To Alexander von Humboldt he related the following,

History, I believe, furnishes no example of a priest-ridden people maintaining a free civil government. This marks the lowest grade of ignorance of which their civil as well as religious leaders will always avail themselves for their own purposes.

There is a mountain of  primary source documents that attest to Jefferson distrust of organized religion, his desire for a separation of church and state and his rejection of Christianity.  So even if there was a vast liberal conspiracy to paint Jefferson as a freethinking secularist, the documents speak for themselves.  Seek for thyself.  

Yet, Jefferson was supposedly inspired by Christ himself to write the Declaration of Independence. Facts say otherwise.  The other founders fall into faiths similar to Jefferson's.  

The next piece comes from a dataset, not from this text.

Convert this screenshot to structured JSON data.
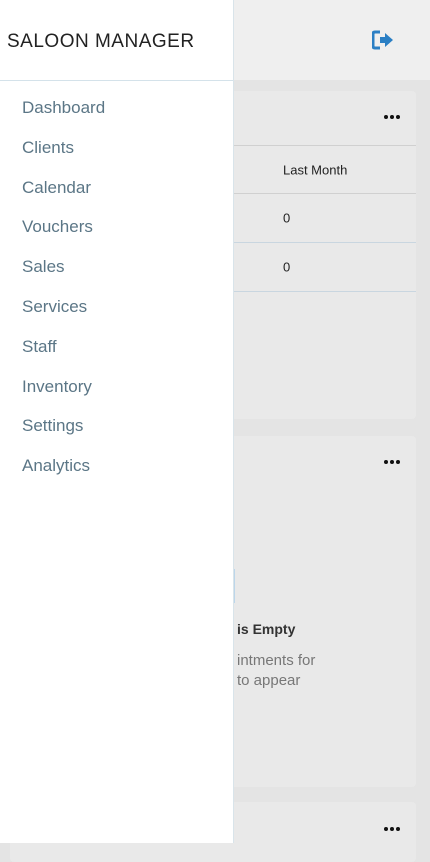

Stay tuned for more founding fathers in part II

 

1 comment:

The Varga Family said...

Interesting post, my friend. You know, I spent a few semesters in college researching the ramblings of popular romantic historians of the 18th and 19th centuries through their chosen form of art ... the pen and the written word. Schiller, Goethe, Motley, etc; theirs was a black and white history filled with good and evil. To me, their historical works seemed hilariously triumphant with great bias toward the ideals of their practiced religions. I realized then and see it over and over now, even in McNaughton's Fine Art, that history is simply a reproduction, in whatever chosen form of art, of that person's understanding and perspective of world happenings at that particular point in their life.

Historians are not omniscient. They do not know the beginning from the end no matter how many ghastly hours they spend researching and tracking down each and every sliver of evidence that has a faint hope of drawing them closer to a conclusive smoking gun. But if an historian is Christian, they cannot ignore such outrageous, or not so outrageous, prophecies of the eventual triumph of good over evil and, in the end, all knees bowing at Christ's feet in worship of the Son of God and recognizing his hand in all things, including the drawing up of the great Constitution of our country.

McNaughton's interpretation is simply, as he said, a reproduction of what he thinks and what he feels about American history. Romanticized? Of course. Factually inaccurate? Absolutely, especially as he attempts to give horribly researched evidence to explain his symbolic choosings. Historically correct? Now, that is up to interpretation if the term "historical" includes past, present, and future; one eternal round of happenings; the wearing of rose-colored glasses of the Christian variety.

Here's a lovely little book for you to read M.Scott. I think you'd like it. It's called "The Outrageous Idea of Christian Scholarship" by George S. Marsden. If you dare open its pages (if you haven't already), I'd be interested to know what you think. Until then, I'm glad I finally came across your blog of historical and political ramblings. It will certainly be enjoyable to read while engaging my mommyfied brain in something other than Elmo and Little Einsteins.